Lipid-regulating Drugs including Statins

Authored by , Reviewed by Dr John Cox | Last edited | Certified by The Information Standard

This article is for Medical Professionals

Professional Reference articles are designed for health professionals to use. They are written by UK doctors and based on research evidence, UK and European Guidelines. You may find the Statins and other Lipid-lowering Medicines article more useful, or one of our other health articles.

Lipid-regulating drugs are used to treat dyslipidaemias, primarily raised cholesterol. Hypercholesterolaemia is a major cause of atherosclerosis and contributes to the high levels of mortality and morbidity in the UK due to cardiovascular disease (CVD). It is important as one of the three main modifiable risk factors for CVD (the others being smoking and hypertension).

Patients often ask what a 'normal' or 'healthy' serum cholesterol should be.
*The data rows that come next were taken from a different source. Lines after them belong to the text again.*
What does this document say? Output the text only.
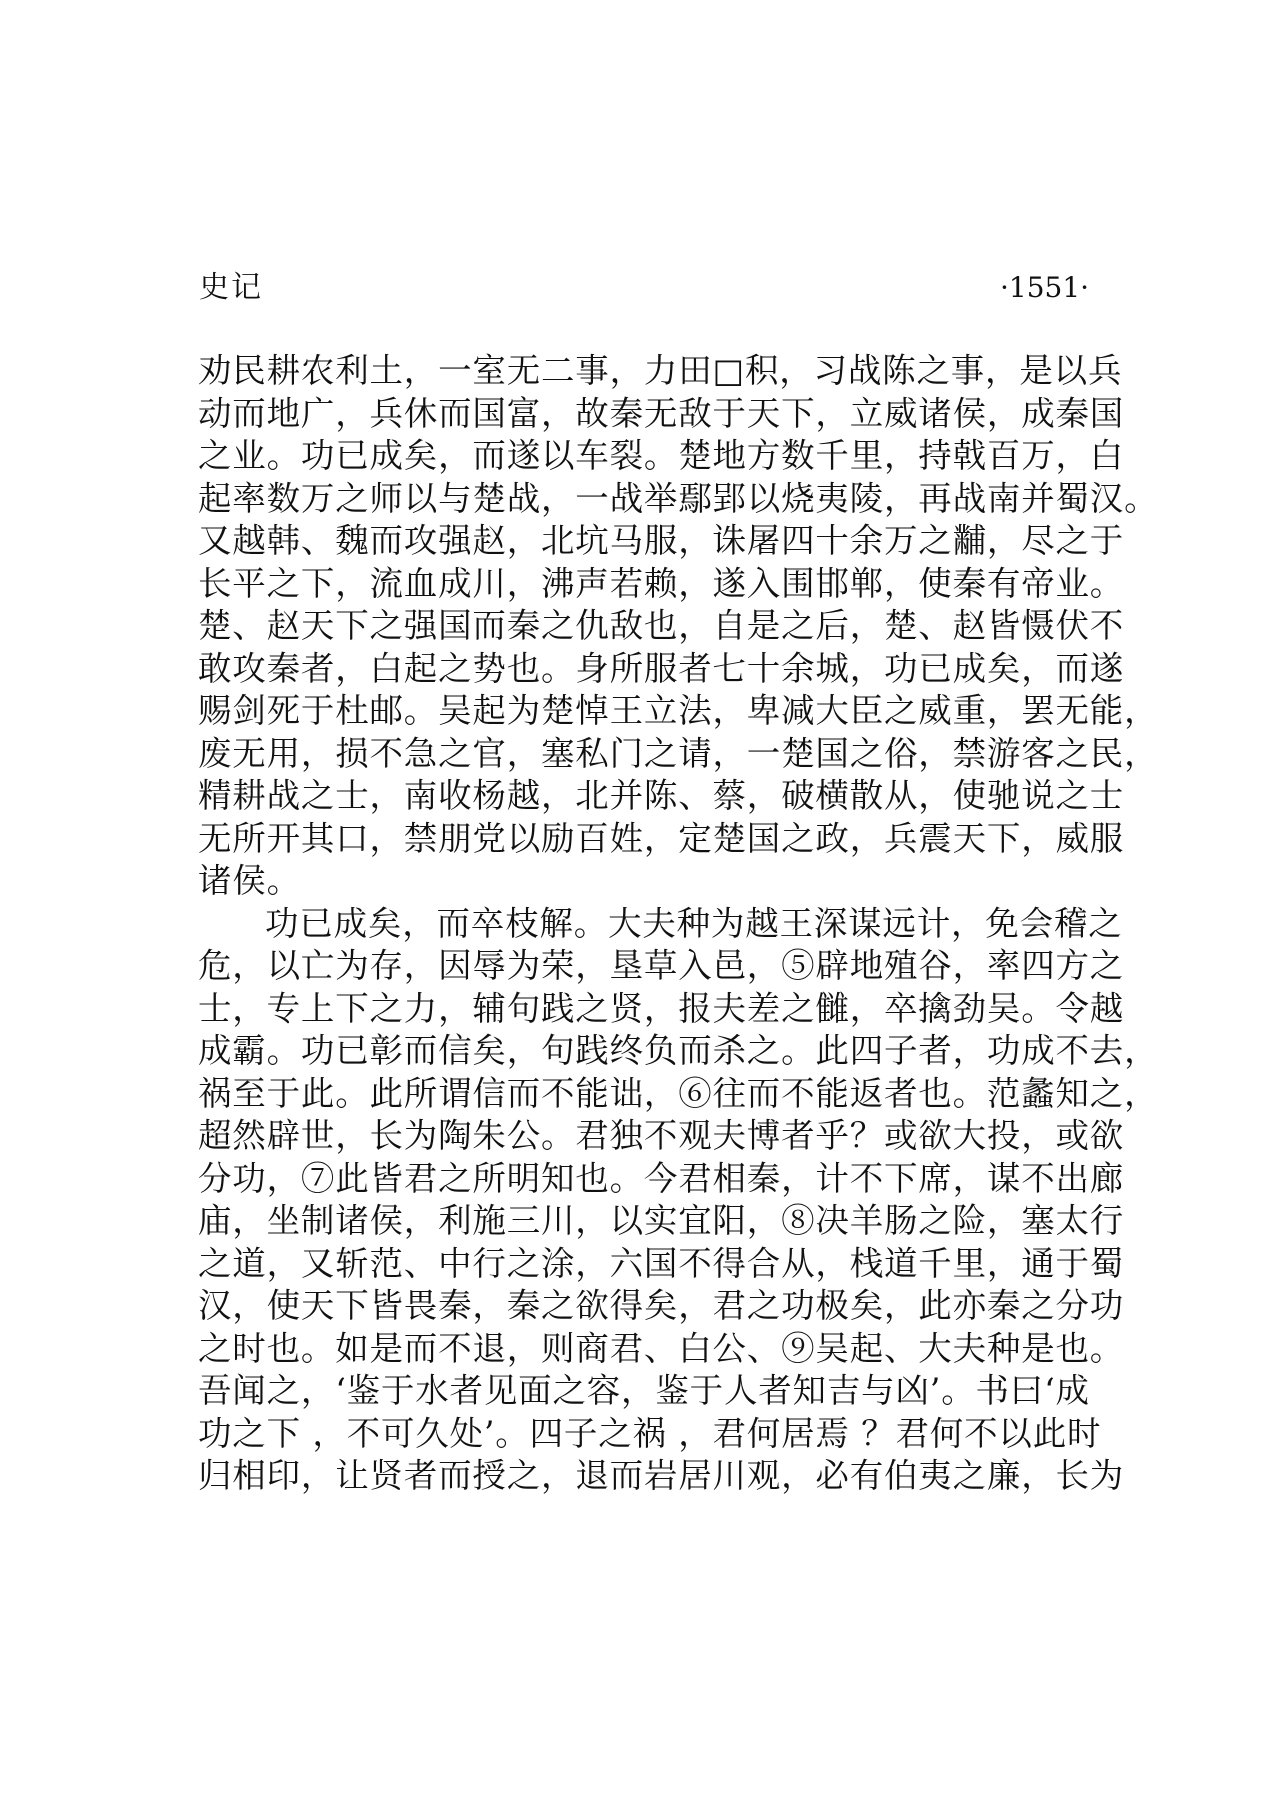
史记	·1551·
劝民耕农利土，一室无二事，力田□积，习战陈之事，是以兵
动而地广，兵休而国富，故秦无敌于天下，立威诸侯，成秦国
之业。功已成矣，而遂以车裂。楚地方数千里，持戟百万，白
起率数万之师以与楚战，一战举鄢郢以烧夷陵，再战南并蜀汉。
又越韩、魏而攻强赵，北坑马服，诛屠四十余万之黼，尽之于
长平之下，流血成川，沸声若赖，遂入围邯郸，使秦有帝业。
楚、赵天下之强国而秦之仇敌也，自是之后，楚、赵皆慑伏不
敢攻秦者，白起之势也。身所服者七十余城，功已成矣，而遂
赐剑死于杜邮。吴起为楚悼王立法，卑减大臣之威重，罢无能，
废无用，损不急之官，塞私门之请，一楚国之俗，禁游客之民，
精耕战之士，南收杨越，北并陈、蔡，破横散从，使驰说之士
无所开其口，禁朋党以励百姓，定楚国之政，兵震天下，威服
诸侯。
功已成矣，而卒枝解。大夫种为越王深谋远计，免会稽之
危，以亡为存，因辱为荣，垦草入邑，⑤辟地殖谷，率四方之
士，专上下之力，辅句践之贤，报夫差之雠，卒擒劲吴。令越
成霸。功已彰而信矣，句践终负而杀之。此四子者，功成不去，
祸至于此。此所谓信而不能诎，⑥往而不能返者也。范蠡知之，
超然辟世，长为陶朱公。君独不观夫博者乎？或欲大投，或欲
分功，⑦此皆君之所明知也。今君相秦，计不下席，谋不出廊
庙，坐制诸侯，利施三川，以实宜阳，⑧决羊肠之险，塞太行
之道，又斩范、中行之涂，六国不得合从，栈道千里，通于蜀
汉，使天下皆畏秦，秦之欲得矣，君之功极矣，此亦秦之分功
之时也。如是而不退，则商君、白公、⑨吴起、大夫种是也。
吾闻之，‘鉴于水者见面之容，鉴于人者知吉与凶’。书曰‘成
功之下 ，不可久处’。四子之祸 ，君何居焉 ？君何不以此时
归相印，让贤者而授之，退而岩居川观，必有伯夷之廉，长为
Unfortunately, there is no clear dividing line between what constitutes a safe level and what constitutes an unsafe level; rather, a continuous spectrum from low to higher risk, along which an individual's cholesterol, should be interpreted in context with their other cardiovascular risk factors[1].

See the separate article on Hyperlipidaemia.
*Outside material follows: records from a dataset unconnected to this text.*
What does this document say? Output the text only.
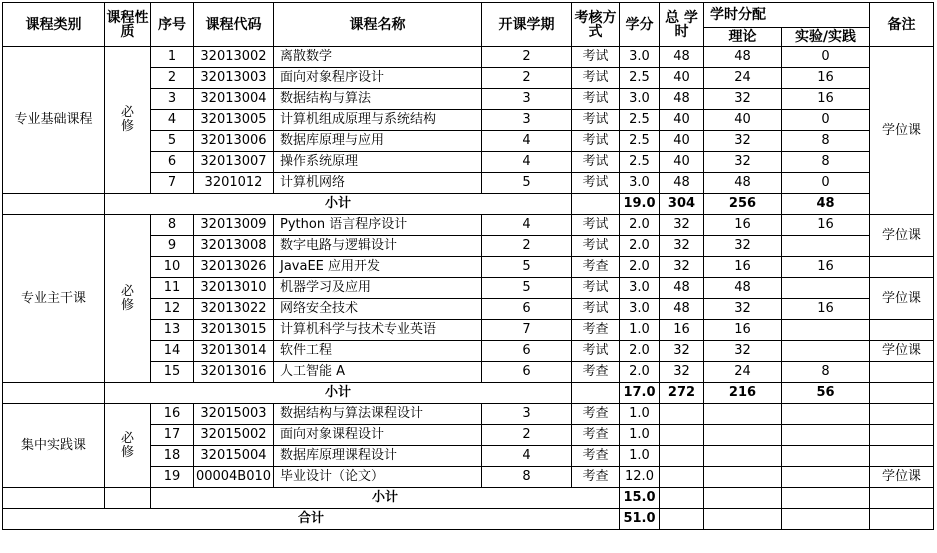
课程类别	课程性质	序号	课程代码	课程名称	开课学期	考核方式	学分	总 学时	学时分配		备注
									理论	实验/实践	
专业基础课程	必修	1	32013002	离散数学	2	考试	3.0	48	48	0	学位课
		2	32013003	面向对象程序设计	2	考试	2.5	40	24	16	
		3	32013004	数据结构与算法	3	考试	3.0	48	32	16	
		4	32013005	计算机组成原理与系统结构	3	考试	2.5	40	40	0	
		5	32013006	数据库原理与应用	4	考试	2.5	40	32	8	
		6	32013007	操作系统原理	4	考试	2.5	40	32	8	
		7	3201012	计算机网络	5	考试	3.0	48	48	0	
	小计						19.0	304	256	48	
专业主干课	必修	8	32013009	Python 语言程序设计	4	考试	2.0	32	16	16	学位课
		9	32013008	数字电路与逻辑设计	2	考试	2.0	32	32		
		10	32013026	JavaEE 应用开发	5	考查	2.0	32	16	16	
		11	32013010	机器学习及应用	5	考试	3.0	48	48		学位课
		12	32013022	网络安全技术	6	考试	3.0	48	32	16	
		13	32013015	计算机科学与技术专业英语	7	考查	1.0	16	16		
		14	32013014	软件工程	6	考试	2.0	32	32		学位课
		15	32013016	人工智能 A	6	考查	2.0	32	24	8	
	小计						17.0	272	216	56	
集中实践课	必修	16	32015003	数据结构与算法课程设计	3	考查	1.0				
		17	32015002	面向对象课程设计	2	考查	1.0				
		18	32015004	数据库原理课程设计	4	考查	1.0				
		19	00004B010	毕业设计（论文）	8	考查	12.0				学位课
		小计					15.0				
合计							51.0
See the separate articles on Prevention of Cardiovascular Disease and Cardiovascular Risk Assessment.

(or 3-hydroxy-3-methylglutaryl co-enzyme A (HMG-CoA) reductase inhibitors)
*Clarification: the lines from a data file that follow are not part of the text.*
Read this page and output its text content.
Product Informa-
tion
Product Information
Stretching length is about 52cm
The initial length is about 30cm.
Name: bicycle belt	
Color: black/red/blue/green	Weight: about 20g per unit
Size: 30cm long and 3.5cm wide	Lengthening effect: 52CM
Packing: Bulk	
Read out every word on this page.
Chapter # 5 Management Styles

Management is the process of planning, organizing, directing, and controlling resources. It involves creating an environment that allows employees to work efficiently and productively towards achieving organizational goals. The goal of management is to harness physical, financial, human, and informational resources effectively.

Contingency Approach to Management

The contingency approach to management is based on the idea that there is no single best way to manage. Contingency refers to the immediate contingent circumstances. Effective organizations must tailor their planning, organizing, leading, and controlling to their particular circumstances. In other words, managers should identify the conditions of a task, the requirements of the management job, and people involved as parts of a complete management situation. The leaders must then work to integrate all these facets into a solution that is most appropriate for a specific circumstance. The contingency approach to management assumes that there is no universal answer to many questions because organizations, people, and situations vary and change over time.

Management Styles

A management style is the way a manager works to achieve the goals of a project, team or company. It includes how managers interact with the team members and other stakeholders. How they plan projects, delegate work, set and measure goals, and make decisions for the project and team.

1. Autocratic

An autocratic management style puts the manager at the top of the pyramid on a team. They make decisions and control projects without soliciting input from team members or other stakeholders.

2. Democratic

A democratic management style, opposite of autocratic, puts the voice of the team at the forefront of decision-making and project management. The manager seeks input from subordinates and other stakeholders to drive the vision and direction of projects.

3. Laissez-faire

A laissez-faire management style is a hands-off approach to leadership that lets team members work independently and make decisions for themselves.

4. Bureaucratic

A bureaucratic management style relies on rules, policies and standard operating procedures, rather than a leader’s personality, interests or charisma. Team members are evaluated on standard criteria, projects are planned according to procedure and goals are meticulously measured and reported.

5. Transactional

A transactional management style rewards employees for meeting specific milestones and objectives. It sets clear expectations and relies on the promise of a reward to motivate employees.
The statins (atorvastatin, fluvastatin, pravastatin, rosuvastatin, and simvastatin) competitively inhibit HMG-CoA reductase. Statins are more effective than other lipid-regulating drugs at lowering LDL-cholesterol concentration but are less effective than fibrates in reducing triglyceride concentration[2].

Mode of action and indications

  • Competitive inhibitors of the rate-limiting step of hepatic cholesterol synthesis. With a reduced cholesterol pool in the liver, LDL receptor expression is upregulated and increased LDL uptake from plasma takes place, lowering plasma LDL-C. This protects against the development of atheroma and there is a firm evidence base for their use in both primary and secondary prevention of CVD[3].
  • Statins are also thought to have non-cholesterol-related effects such as restoring/improving endothelial function and anti-inflammatory properties. These are implicated in benefits seen when statins use is initiated early following an acute myocardial infarction, after percutaneous coronary angiography and in acute coronary syndrome (ACS)[4, 5].
  • Statins may also have a role to play in the regression of atheroma[6].
  • Statins may also reduce the risk of developing atrial fibrillation[7].

Who should be on a statin?

National Institute for Health and Care Excellence (NICE) guidelines suggest that statins should be prescribed[8]:

In some situations, statin treatment should be initiated without recourse to formal estimation of cardiovascular risk. These include[1, 10]:

  • Those with diabetes at any age with additional risk factors - eg, hypertension, metabolic syndrome, TChol >6 mmol/L or a strong family history.
  • Those with renal dysfunction, including diabetic neuropathy.
  • Where the ratio of TChol:HDL is 6 or more.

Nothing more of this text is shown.